Une coordination est, à Amnesty International, une structure permanente composée d’une ou plusieurs personnes. Elle·s appuie·nt l’équipe permanente en développant une expertise dans leur domaine. Elle·s propose·nt également des actions visant à améliorer le respect des droits humains dans la région ou la thématique qu’elle·s couvre·nt.

Certaines coordinations représentent Amnesty International dans des plateformes réunissant des organisations actrices dans un domaine spécifique.

Quand elles s’en sentent capables, certaines personnes des coordinations représentent Amnesty International à des débats, des conférences ou des entretiens avec la presse.

Contexte

Pour soutenir le travail de campagne en Belgique francophone, la section belge d’Amnesty International bénéficie de l’aide d’une équipe de bénévoles sur différentes thématiques et pays prioritaires.

Ces coordinateurs travaillent en étroite collaboration avec le Secrétariat national, et plus particulièrement avec les campaigners. Le travail des coordinations s’intègre donc pleinement dans le travail de l’équipe et se fait en lien avec le Secrétariat international d’Amnesty International qui fournit les circulaires d’action.

Que font les coordinations ?

> Développer et entretenir son expertise
La coordinatrice ou le coordinateur se forme et se tient informé·e de l’actualité du pays et du contexte géopolitique de la région, notamment par le suivi de la presse sur le pays. Le travail est, mutatis mutandis, le même en cas de coordination thématique.

> Liaison avec le Secrétariat international (chercheur et responsables campagne)

Il ou elle attire l’attention des campaigners du Secrétariat national belge francophone sur une action proposée par le Secrétariat international.
Il ou elle transmet à ces campaigners des informations en provenance du Secrétariat international, par exemple en cas d’urgence et/ou de période de crise, d’actions non planifiées.

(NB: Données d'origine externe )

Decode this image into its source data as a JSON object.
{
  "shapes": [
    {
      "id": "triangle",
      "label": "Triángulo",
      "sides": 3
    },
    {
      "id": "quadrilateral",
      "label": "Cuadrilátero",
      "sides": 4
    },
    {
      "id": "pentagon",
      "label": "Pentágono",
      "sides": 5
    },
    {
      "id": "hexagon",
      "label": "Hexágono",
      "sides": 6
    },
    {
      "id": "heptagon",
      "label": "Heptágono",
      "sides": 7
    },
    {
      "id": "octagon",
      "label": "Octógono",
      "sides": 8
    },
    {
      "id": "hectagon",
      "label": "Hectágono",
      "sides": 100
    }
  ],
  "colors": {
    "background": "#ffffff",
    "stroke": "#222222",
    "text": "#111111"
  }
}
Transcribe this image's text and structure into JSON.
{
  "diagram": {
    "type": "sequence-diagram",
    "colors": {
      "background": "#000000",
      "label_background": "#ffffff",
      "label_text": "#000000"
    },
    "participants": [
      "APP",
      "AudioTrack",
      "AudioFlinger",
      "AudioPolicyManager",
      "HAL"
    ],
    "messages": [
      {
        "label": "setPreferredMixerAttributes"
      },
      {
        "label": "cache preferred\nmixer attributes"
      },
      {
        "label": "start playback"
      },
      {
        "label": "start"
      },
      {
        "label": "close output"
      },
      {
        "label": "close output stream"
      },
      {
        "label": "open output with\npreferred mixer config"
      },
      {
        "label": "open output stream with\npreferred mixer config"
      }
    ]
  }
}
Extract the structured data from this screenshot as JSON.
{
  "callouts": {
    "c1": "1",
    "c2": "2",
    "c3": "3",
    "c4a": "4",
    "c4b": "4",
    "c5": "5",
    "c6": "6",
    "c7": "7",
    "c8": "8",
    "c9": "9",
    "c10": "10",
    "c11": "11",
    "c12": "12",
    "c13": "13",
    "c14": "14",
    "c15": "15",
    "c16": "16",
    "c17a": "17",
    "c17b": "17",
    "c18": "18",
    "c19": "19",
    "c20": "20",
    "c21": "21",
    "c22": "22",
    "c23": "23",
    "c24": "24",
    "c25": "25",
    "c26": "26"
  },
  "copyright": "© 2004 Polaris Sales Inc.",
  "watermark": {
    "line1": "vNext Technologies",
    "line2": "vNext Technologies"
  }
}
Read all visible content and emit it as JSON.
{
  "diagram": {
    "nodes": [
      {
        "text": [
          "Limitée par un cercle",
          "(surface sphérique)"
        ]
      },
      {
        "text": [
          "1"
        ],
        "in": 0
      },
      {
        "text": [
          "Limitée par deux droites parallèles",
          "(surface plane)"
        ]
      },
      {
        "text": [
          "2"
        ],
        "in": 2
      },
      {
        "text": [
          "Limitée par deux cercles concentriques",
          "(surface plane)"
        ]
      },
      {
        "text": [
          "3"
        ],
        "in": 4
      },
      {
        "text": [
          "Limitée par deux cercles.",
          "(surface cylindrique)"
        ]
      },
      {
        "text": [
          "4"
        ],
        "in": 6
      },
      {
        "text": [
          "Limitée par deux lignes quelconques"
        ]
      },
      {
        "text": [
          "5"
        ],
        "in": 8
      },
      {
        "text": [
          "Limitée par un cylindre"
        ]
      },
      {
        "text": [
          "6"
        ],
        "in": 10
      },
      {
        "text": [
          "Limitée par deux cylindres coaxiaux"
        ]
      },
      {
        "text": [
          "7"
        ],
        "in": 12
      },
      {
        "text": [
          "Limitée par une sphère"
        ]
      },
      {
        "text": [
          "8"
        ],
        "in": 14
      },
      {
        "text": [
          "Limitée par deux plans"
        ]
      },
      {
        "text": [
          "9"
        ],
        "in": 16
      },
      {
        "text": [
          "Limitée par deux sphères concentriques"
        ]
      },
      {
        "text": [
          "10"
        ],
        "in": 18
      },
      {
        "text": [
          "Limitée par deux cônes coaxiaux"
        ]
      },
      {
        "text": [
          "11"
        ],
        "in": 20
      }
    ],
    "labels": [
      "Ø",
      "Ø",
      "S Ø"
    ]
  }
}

> Soutien de l’équipe Communication-Campagnes de la section belge francophone

Il ou elle est personne de référence lors de demande d’interview dans les médias (soit en tant que porte-parole avec une formation spécifique si nécessaire, soit en soutien au porte-parole de la section)
Si nécessaire, il ou elle soutient, si nécessaire, le responsable des réseaux sociaux du Secrétariat national dans la gestion des commentaires sur Facebook ; il ou elle propose des actions sur les réseaux sociaux.
Il ou elle propose à l’équipe du Secrétariat national en charge des campagnes des actions publiques à organiser en Belgique lors d’événements majeurs liés à son pays/sa thématique (visite de chef d’État ou d’officiel d’un pays, par exemple).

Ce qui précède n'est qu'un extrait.